Brackish water coastal lagoons are least understood with respect to the seasonal and temporal variability in their sedimentary bacterial communities. These coastal lagoons are characterized by the steep environmental gradient and provide an excellent model system to decipher the biotic and abiotic factors that determine the bacterial community structure over time and space. Using Illumina sequencing of the 16S rRNA genes from a total of 100 bulk surface sediments, we investigated the sedimentary bacterial communities, their spatiotemporal distribution, and compared them with the rhizosphere sediment communities of a common reed; Phragmites karka and a native seagrass species; Halodule uninervis in Chilika Lagoon. Spatiotemporal patterns in bacterial communities were linked to specific biotic factors (e.g., presence and type of macrophyte) and abiotic factors (e.g., salinity) that drove the community composition.

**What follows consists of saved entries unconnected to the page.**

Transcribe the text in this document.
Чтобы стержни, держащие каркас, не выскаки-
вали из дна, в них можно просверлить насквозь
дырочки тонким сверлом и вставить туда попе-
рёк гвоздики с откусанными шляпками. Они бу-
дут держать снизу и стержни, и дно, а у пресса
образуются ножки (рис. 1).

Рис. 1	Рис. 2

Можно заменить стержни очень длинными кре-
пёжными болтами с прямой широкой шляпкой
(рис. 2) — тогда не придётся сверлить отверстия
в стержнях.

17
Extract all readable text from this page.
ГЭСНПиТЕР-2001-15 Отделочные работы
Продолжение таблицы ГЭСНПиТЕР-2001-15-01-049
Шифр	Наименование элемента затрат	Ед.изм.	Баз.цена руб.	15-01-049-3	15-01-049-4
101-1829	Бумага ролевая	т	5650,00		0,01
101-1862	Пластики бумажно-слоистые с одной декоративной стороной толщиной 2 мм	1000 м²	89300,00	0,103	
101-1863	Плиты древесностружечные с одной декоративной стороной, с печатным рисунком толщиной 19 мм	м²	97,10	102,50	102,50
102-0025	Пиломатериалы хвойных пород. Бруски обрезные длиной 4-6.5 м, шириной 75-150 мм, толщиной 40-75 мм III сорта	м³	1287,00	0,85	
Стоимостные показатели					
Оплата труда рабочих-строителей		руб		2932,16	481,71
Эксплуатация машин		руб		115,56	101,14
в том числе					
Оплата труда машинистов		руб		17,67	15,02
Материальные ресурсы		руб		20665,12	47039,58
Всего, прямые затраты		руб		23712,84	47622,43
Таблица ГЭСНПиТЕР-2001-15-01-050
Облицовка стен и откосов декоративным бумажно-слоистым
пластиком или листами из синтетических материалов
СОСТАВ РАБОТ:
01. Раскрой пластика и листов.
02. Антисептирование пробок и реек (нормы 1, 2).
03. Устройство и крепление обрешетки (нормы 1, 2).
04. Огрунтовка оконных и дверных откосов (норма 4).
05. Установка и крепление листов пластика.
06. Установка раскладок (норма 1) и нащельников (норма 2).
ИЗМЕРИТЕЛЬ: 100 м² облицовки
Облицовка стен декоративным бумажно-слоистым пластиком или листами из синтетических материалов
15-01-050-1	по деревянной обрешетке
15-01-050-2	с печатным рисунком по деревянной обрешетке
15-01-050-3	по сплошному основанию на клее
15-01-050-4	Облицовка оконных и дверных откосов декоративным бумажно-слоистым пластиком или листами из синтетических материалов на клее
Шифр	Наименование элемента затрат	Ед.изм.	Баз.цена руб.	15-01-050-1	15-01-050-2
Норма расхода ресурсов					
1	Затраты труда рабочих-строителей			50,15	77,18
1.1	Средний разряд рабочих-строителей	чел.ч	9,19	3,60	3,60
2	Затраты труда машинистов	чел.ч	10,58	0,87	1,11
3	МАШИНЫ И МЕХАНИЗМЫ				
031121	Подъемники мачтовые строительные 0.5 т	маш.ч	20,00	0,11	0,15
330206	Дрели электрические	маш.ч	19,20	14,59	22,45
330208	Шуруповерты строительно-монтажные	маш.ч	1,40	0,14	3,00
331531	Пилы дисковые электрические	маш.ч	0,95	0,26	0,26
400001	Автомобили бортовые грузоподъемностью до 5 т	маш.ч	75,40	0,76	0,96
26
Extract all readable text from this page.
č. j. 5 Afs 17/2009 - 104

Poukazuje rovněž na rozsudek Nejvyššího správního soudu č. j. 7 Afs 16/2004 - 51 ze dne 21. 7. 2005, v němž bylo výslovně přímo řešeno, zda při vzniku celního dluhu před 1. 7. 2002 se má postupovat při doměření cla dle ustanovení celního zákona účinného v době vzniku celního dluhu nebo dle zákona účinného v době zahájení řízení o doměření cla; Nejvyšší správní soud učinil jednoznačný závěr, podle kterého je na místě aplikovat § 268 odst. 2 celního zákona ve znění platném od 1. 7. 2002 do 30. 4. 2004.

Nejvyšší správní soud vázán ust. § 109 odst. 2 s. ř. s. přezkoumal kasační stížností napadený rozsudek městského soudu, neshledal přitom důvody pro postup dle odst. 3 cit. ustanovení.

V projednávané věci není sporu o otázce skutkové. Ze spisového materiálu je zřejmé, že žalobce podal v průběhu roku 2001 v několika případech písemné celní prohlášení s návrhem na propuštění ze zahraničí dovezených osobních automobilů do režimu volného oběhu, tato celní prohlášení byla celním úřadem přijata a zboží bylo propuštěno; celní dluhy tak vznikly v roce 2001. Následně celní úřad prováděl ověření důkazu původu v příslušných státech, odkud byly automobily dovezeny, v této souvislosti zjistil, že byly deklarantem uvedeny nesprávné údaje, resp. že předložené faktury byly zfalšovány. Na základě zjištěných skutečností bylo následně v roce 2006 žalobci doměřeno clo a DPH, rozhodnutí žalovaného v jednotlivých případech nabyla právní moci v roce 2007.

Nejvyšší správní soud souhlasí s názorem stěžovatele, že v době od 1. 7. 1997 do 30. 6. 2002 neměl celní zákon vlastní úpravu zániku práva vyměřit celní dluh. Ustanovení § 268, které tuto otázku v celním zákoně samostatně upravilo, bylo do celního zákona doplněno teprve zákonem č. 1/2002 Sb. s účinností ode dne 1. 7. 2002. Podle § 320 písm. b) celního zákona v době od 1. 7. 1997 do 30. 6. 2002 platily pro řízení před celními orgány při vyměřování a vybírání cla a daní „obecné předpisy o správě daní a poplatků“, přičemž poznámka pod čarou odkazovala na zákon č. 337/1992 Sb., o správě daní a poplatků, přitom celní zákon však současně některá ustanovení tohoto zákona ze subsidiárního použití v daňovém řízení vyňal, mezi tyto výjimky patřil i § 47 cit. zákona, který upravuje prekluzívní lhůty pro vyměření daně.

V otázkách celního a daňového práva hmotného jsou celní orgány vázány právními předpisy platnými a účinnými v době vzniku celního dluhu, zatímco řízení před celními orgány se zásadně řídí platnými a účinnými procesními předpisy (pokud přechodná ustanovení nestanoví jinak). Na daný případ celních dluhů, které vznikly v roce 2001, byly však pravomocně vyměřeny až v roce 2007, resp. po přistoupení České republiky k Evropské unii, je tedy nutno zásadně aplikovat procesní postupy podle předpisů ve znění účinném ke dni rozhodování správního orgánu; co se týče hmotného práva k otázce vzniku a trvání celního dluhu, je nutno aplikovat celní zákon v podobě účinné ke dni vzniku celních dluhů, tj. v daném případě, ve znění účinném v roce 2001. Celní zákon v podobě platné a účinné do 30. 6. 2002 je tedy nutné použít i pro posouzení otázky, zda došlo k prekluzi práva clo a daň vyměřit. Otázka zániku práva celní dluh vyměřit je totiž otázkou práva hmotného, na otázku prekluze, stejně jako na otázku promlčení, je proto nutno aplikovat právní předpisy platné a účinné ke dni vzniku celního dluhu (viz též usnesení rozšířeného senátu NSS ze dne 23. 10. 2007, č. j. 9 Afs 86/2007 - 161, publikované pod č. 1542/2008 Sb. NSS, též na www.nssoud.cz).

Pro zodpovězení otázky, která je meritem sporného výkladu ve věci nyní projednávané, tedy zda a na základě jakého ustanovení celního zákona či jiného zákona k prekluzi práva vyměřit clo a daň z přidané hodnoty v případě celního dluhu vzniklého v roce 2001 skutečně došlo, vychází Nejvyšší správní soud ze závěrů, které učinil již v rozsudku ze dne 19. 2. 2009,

Comparative assessment of communities highlighted bacterial lineages that were responsible for segregating the sediment communities over distinct salinity regimes, seasons, locations, and presence and type of macrophytes. Several bacterial taxa were specific to one of these ecological factors suggesting that species-sorting processes drive specific biogeographical patterns in the bacterial populations. Modeling of proteobacterial lineages against salinity gradient revealed that α- and γ-Proteobacteria increased with salinity, whereas β-Proteobacteria displayed the opposite trend. The wide variety of biogeochemical functions performed by the rhizosphere microbiota of P. karka must be taken into consideration while formulating the management and conservation plan for this reed. Overall, this study provides a comprehensive understanding of the spatiotemporal dynamics and functionality of sedimentary bacterial communities and highlighted the role of biotic and abiotic factors in generating the biogeographical patterns in the bacterial communities of a tropical brackish water coastal lagoon.

The draft genome sequence of Mangrovibacter sp. strain MP23, an endophyte isolated from the roots of Phragmites karka

Till date, only one draft genome has been reported within the genus Mangrovibacter. Here, we report the second draft genome shotgun sequence of a Mangrovibacter sp. strain MP23 that was isolated from the roots of Phargmites karka (P. karka), an invasive weed growing in the Chilika Lagoon, Odisha, India. Strain MP23 is a facultative anaerobic, nitrogen-fixing endophytic bacteria that grows optimally at 37 °C, 7.0 pH, and 1% NaCl concentration. The draft genome sequence of strain MP23 contains 4,947,475 bp with an estimated G + C content of 49.9% and total 4392 protein coding genes. The genome sequence has provided information on putative genes that code for proteins involved in oxidative stress, uptake of nutrients, and nitrogen fixation that might offer niche specific ecological fitness and explain the invasive success of P. karka in Chilika Lagoon. The draft genome sequence and annotation have been deposited at DDBJ/EMBL/GenBank under the accession number LYRP00000000.